Mais il y a pire : par ces mots, on enferme «le peuple», et surtout «les catégories populaires» dans une posture victimaire, la posture de ceux qui «subissent», «vivent avec», on leur nie la possibilité d’être ouverts, généreux, de savoir dépasser leurs intérêts particuliers pour considérer l’intérêt général. Finalement, vu d’en haut, le peuple serait incapable d’empathie, ce carburant de nos démocraties que j’ai pourtant plus souvent trouvé dans les quartiers populaires que dans les ministères. Il serait incapable de saisir la complexité d’une situation, il faudrait donc lui résumer les faits au risque de la caricature, exciter ses émotions au risque de flatter ce que l’humain a de plus médiocre… Cette approche réductrice, paternaliste, caricaturale du peuple ne vaut pas mieux que celle qui consiste à tout pardonner à certaines catégories de populations parce qu’elles seraient, à elles seules, l’essence même du peuple. Quel que soit le groupe caricaturé ou érigé en bouc émissaire, la politique qui parie sur les jalousies ou la victimisation ne saura jamais réconcilier et jeter les bases de compromis qui nous sont tant nécessaires.

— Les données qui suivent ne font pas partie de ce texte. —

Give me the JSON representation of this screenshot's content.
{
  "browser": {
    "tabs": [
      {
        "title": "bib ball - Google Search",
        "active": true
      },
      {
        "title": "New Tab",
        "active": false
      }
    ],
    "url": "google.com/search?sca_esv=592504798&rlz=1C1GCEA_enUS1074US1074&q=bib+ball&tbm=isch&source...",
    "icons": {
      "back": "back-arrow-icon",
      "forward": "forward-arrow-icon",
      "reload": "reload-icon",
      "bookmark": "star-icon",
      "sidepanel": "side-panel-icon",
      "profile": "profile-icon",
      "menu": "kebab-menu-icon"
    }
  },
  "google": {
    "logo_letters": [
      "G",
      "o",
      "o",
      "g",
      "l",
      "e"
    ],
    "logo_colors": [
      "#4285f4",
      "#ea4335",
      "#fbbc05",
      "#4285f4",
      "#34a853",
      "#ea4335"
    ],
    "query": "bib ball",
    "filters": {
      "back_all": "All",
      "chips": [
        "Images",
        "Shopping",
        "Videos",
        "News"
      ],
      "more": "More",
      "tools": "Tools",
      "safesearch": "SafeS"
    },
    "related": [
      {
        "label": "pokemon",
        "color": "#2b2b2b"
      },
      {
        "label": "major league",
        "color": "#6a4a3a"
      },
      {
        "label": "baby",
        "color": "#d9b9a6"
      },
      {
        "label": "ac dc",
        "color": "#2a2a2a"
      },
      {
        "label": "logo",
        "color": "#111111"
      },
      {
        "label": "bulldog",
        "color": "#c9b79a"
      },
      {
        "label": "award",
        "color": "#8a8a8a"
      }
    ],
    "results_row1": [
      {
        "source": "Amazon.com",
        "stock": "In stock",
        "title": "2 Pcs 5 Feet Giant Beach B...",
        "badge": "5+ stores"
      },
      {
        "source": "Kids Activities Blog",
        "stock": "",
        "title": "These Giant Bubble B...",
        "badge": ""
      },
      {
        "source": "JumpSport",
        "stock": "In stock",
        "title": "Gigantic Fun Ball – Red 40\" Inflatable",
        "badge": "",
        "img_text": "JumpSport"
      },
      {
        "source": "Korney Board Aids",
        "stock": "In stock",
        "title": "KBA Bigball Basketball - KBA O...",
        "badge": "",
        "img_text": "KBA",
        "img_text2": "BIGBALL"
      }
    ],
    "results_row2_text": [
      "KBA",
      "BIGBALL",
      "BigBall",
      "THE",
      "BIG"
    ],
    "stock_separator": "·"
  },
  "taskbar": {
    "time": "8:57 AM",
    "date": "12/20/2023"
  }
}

Le Macronisme se voudrait avant tout un «pragmatisme», on le sait. Outre qu’opposer «humanité» et «fermeté» est profondément dérangeant, car cette opposition induit que l’on serait contraint de sacrifier son humanité afin de vivre dans une société pacifiée et ordonnée — il y a dans la revendication de pragmatisme une mystification incroyable. Pour mémoire, il y a eu plus d’un million de demandes d’asile dans le monde en 2018, un chiffre en baisse, et 46 700 personnes l’ont obtenu en France pour cette même année (OFPRA). En Colombie, pays moins grand que le nôtre où je me suis rendue récemment, on accueille chaque jour, sans drame, 27 000 réfugiés vénézuéliens. Ici, nous fantasmons sur des hordes qui se presseraient à nos portes, et ne savons même pas gérer correctement les malheureux qui parviennent jusqu’à nous — la plupart du temps, sans désir de rester dans notre pays.

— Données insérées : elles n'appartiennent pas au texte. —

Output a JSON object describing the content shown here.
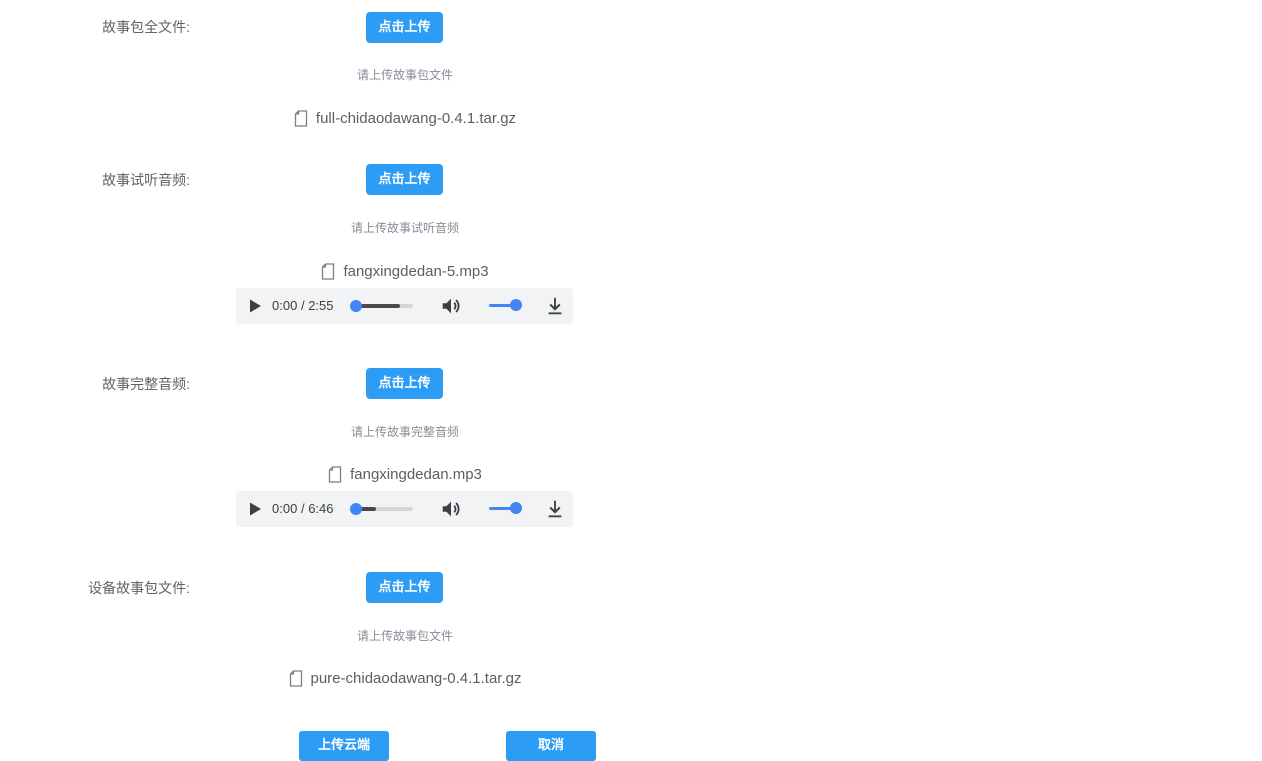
{
  "sections": [
    {
      "label": "故事包全文件:",
      "upload_label": "点击上传",
      "hint": "请上传故事包文件",
      "file_name": "full-chidaodawang-0.4.1.tar.gz"
    },
    {
      "label": "故事试听音频:",
      "upload_label": "点击上传",
      "hint": "请上传故事试听音频",
      "file_name": "fangxingdedan-5.mp3",
      "player": {
        "current": "0:00",
        "separator": "/",
        "duration": "2:55",
        "buffered_fraction": 0.77,
        "volume_fraction": 1.0
      }
    },
    {
      "label": "故事完整音频:",
      "upload_label": "点击上传",
      "hint": "请上传故事完整音频",
      "file_name": "fangxingdedan.mp3",
      "player": {
        "current": "0:00",
        "separator": "/",
        "duration": "6:46",
        "buffered_fraction": 0.35,
        "volume_fraction": 1.0
      }
    },
    {
      "label": "设备故事包文件:",
      "upload_label": "点击上传",
      "hint": "请上传故事包文件",
      "file_name": "pure-chidaodawang-0.4.1.tar.gz"
    }
  ],
  "footer": {
    "submit_label": "上传云端",
    "cancel_label": "取消"
  },
  "icons": {
    "file": "document-icon",
    "play": "play-icon",
    "volume": "volume-icon",
    "download": "download-icon"
  },
  "colors": {
    "primary": "#2d9cf5",
    "player_accent": "#4285f4",
    "player_bg": "#f1f3f4"
  }
}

On se jette des images et des symboles à la figure, comme par exemple l’AME dont on a entendu qu’elle serait détournée pour financer des «prothèses mammaires», quand nous savons bien que l’essentiel finance des interventions médicales urgentes, visant avant tout à prévenir la résurgence de maladies graves, et donc à nous protéger collectivement… Souvent, ces caricatures sont élaborées au nom d’un prétendu affrontement entre «raison» et «émotion». Mais c’est oublier que la politique n’est ni purement rationnelle, ni émotion brute. Nos démocraties souffrent autant de manque d’empathie que de manque de faits établis et de chiffres éprouvés et incontestables! La politique ne doit se désigner pour ennemi ni la raison ni l’émotion, elle est une combinaison de tout cela, et a un ennemi prioritaire : la manipulation, l’erreur de perception, la négation du réel, la «fake news».

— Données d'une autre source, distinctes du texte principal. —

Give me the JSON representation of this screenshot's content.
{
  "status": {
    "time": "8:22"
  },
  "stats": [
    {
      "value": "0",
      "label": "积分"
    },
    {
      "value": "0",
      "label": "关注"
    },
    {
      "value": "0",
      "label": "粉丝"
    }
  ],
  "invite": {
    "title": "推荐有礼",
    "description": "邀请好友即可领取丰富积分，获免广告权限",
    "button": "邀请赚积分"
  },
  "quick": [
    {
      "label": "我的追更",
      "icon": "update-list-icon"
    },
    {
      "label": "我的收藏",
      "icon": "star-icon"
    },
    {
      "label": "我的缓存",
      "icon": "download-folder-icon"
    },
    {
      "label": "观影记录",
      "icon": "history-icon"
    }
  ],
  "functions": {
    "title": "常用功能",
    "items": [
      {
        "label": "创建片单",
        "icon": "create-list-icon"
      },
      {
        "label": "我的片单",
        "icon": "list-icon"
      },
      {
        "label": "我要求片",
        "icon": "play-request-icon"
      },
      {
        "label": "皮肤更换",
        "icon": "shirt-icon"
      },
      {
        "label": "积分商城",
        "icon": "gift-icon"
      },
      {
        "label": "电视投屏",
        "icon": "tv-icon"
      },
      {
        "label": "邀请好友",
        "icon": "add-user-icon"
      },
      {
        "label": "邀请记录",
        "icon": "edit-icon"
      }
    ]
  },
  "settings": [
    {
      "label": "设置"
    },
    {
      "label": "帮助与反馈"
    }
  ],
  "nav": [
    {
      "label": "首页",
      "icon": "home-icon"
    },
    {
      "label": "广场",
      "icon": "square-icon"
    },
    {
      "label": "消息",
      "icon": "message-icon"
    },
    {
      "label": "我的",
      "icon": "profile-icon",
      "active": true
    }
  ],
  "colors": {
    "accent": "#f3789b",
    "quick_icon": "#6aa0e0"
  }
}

Avec cette approche adoptée aujourd’hui sur l’immigration, le politique vient une fois de plus s’arrimer à des perceptions majoritaires — la France est l’un des pays du monde qui surestime le plus le nombre d’immigrés sur son territoire — : ayant renoncé à agir sur les choses en abandonnant toute audace réformatrice sur l’autel de l’ultra-libéralisme, il ne prétend même plus agir sur les erreurs de perception, et se contente de surfer sur une réalité parallèle en espérant que cela suffise à lui redonner un semblant de légitimité et de soutien populaire. Si nous persistons collectivement, non seulement en France mais aussi au Royaume-Uni, en Italie ou aux États Unis, dans cette voie, alors j’en ai la conviction: la Politique n’en sortira pas grandie, et la question migratoire n’en deviendra que plus difficile à résoudre.